The patient advocacy group Parent Project Muscular Dystrophy said in a statement that the organization was excited about the approval “and hope that this means easier access for more families. There are many questions still to be answered, including pricing, and we look forward to talking to Marathon with the community to begin to answer those questions.”
Duchenne is a devastating genetic disease that robs boys of their ability to walk in their adolescence and kills them in their teens. Deflazacort has been shown to help patients retain muscle strength. According to the Food and Drug Administration, patients taking the drug appeared to retain the ability to walk longer than those taking a placebo, although the agency noted that the comparison has statistical shortcomings.
Craig McDonald, a professor at the University of California, Davis, said that about 60 of his patients with Duchenne Muscular Dystrophy are already taking deflazacort — and he has used it in his clinic for a decade. The majority of his patients get access to the drug for free through an expanded access program funded by Marathon, he said, noting that many of the families he sees — with parents who are migrant workers or covered by California’s Medicaid program — would never be able to afford $1,200 out of pocket to import the drug.

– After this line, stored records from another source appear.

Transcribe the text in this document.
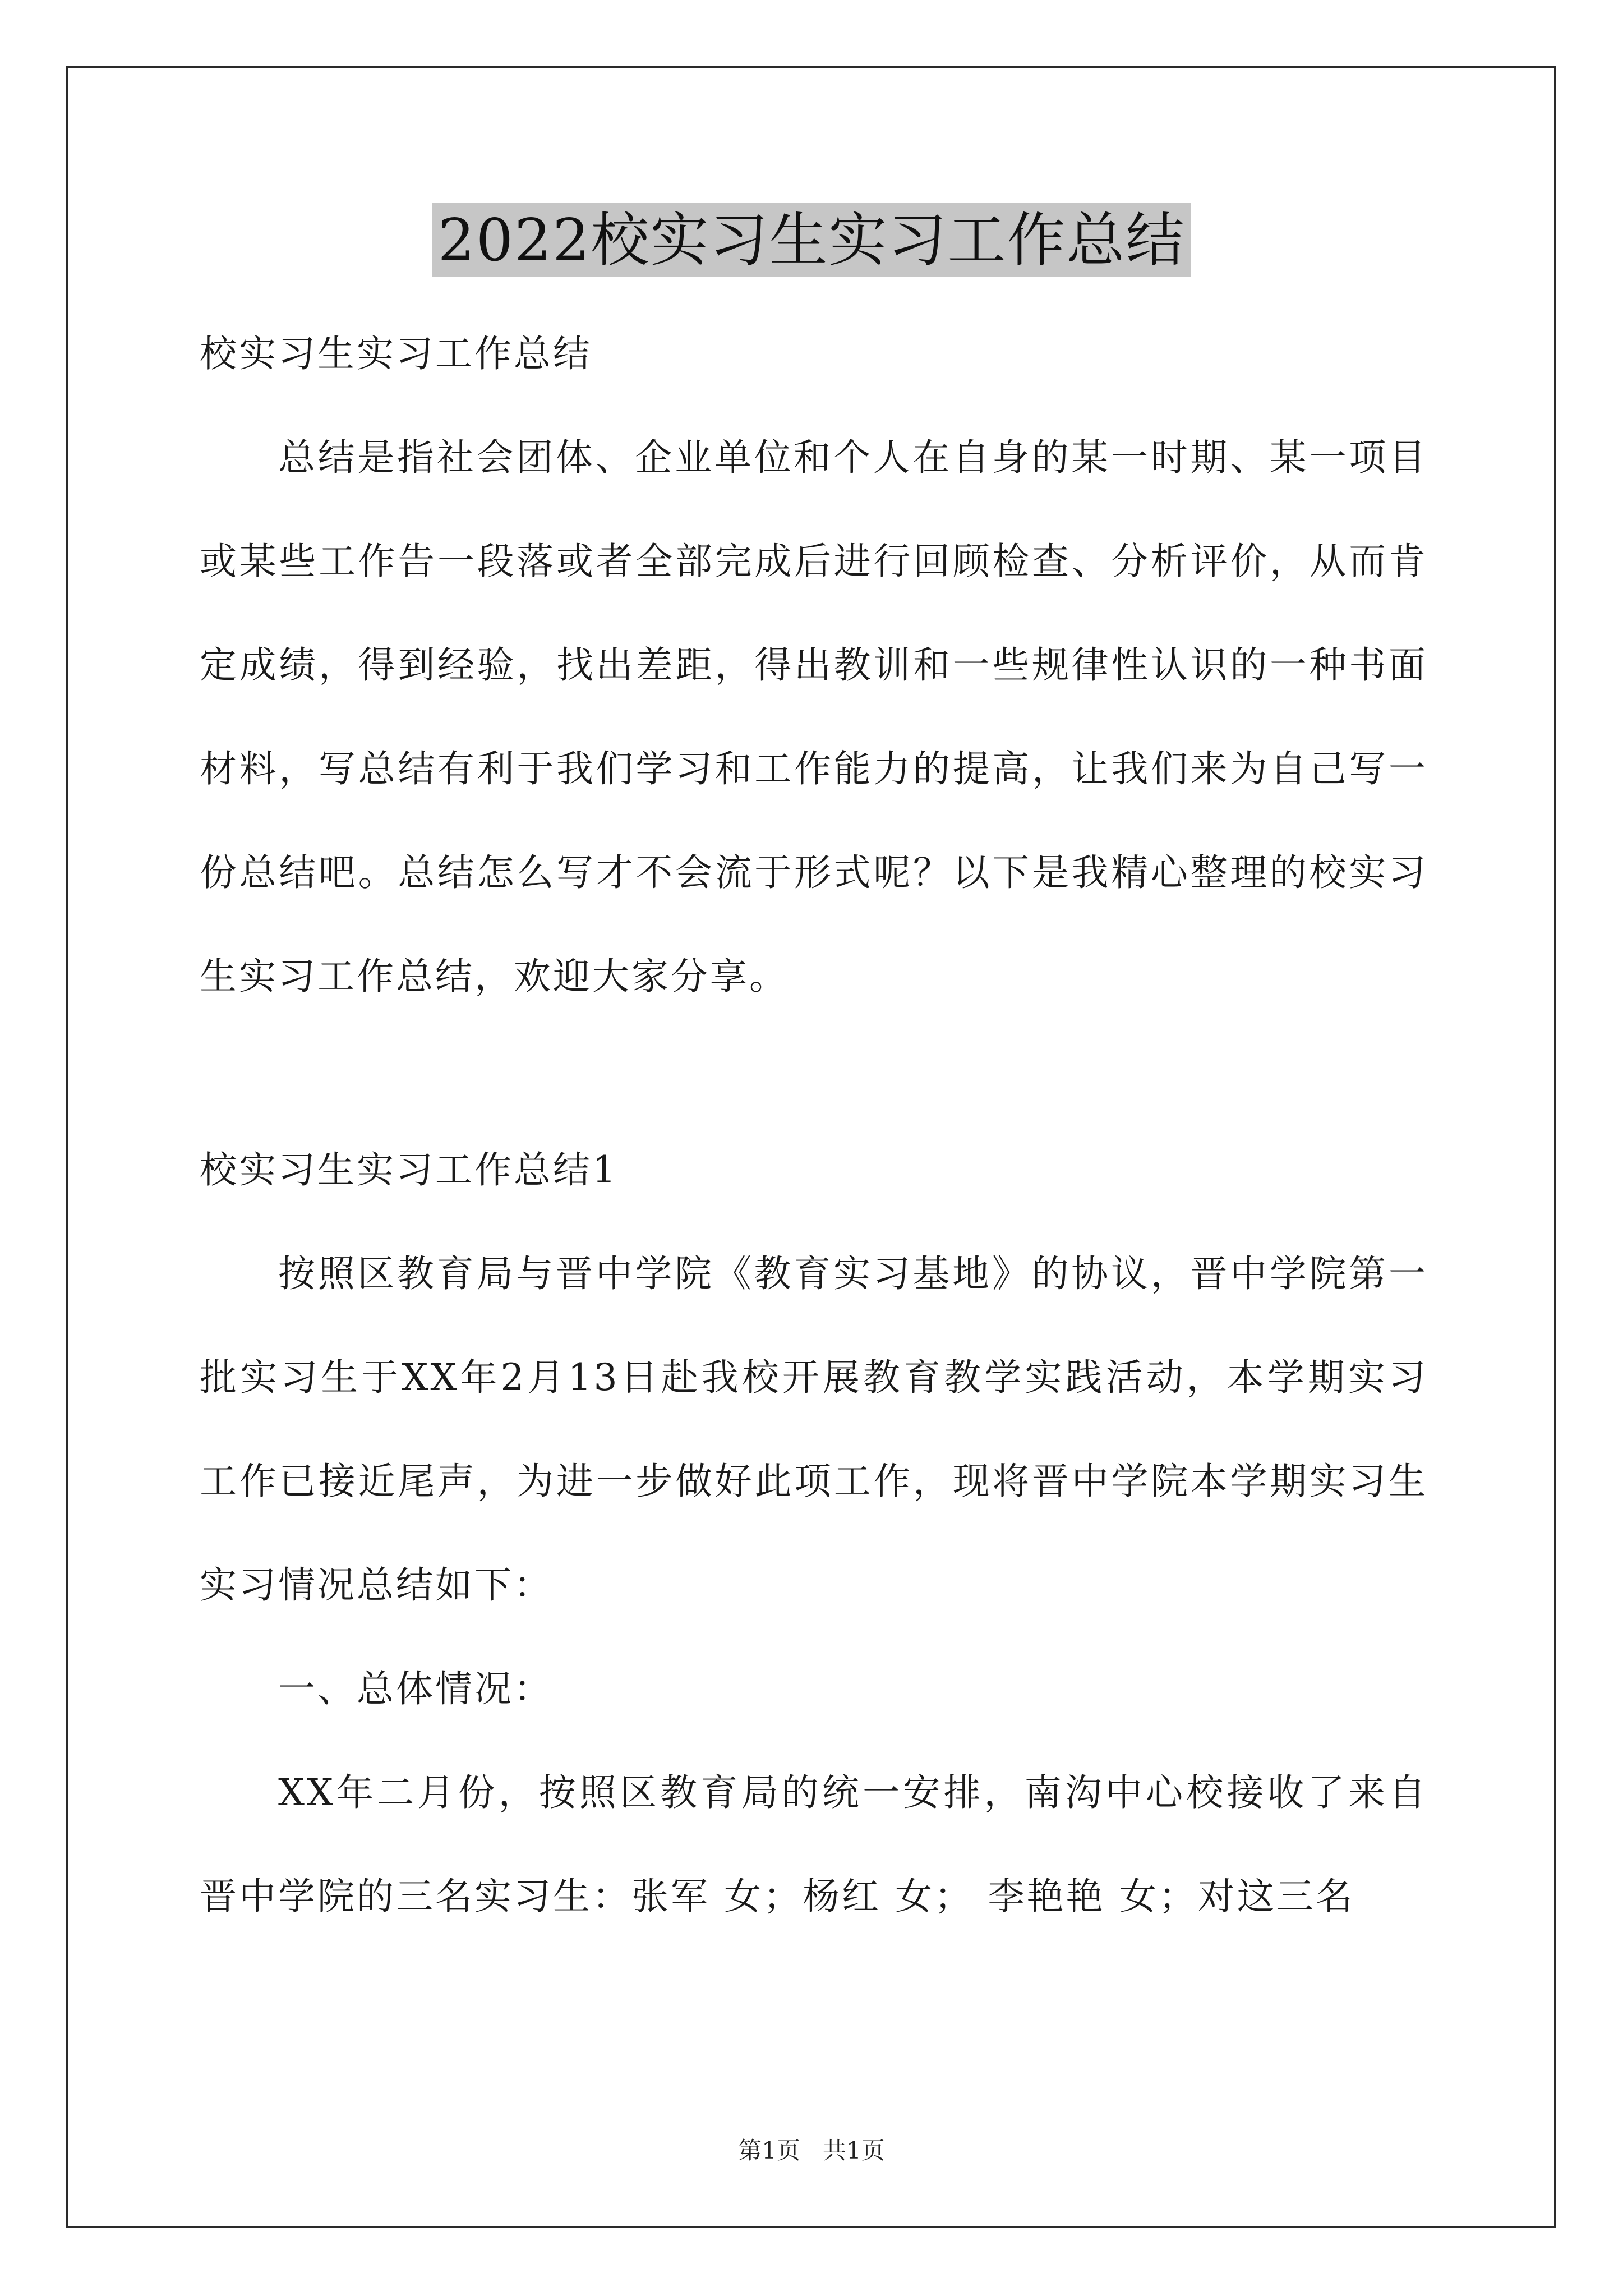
2022校实习生实习工作总结

校实习生实习工作总结

总结是指社会团体、企业单位和个人在自身的某一时期、某一项目或某些工作告一段落或者全部完成后进行回顾检查、分析评价，从而肯定成绩，得到经验，找出差距，得出教训和一些规律性认识的一种书面材料，写总结有利于我们学习和工作能力的提高，让我们来为自己写一份总结吧。总结怎么写才不会流于形式呢？以下是我精心整理的校实习生实习工作总结，欢迎大家分享。

校实习生实习工作总结1

按照区教育局与晋中学院《教育实习基地》的协议，晋中学院第一批实习生于XX年2月13日赴我校开展教育教学实践活动，本学期实习工作已接近尾声，为进一步做好此项工作，现将晋中学院本学期实习生实习情况总结如下：

一、总体情况：

XX年二月份，按照区教育局的统一安排，南沟中心校接收了来自晋中学院的三名实习生：张军 女；杨红 女； 李艳艳 女；对这三名

第1页 共1页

“Now the hope is at least all children will have access to an actual FDA approved therapy for Duchenne,” McDonald said. There is another, similar steroid called prednisone already available in the U.S., but McDonald said the milder side effect profile of deflazacort is appealing. He added that there haven’t been adequate head-to-head comparisons but there is some data that the effects of deflazacort are superior.
Ghias said the company made significant investments to bring the drug through the approval process, but would not disclose the amount of the investment. In its press release, the company said it conducted 17 preclinical and clinical studies. But the large, 196-person trial that helped support the drug’s approval was completed in 1995; therefore, Marathon’s contribution — according to the study describing the results in the journal Neurology last year was providing funding for “editorial assistance.”
If recent history is a guide, the priority review voucher that the company received for bringing the drug through the FDA process may be, by itself, a rich financial reward. In August of 2015, United Therapeutics sold a priority review voucher to AbbVie for $350 million.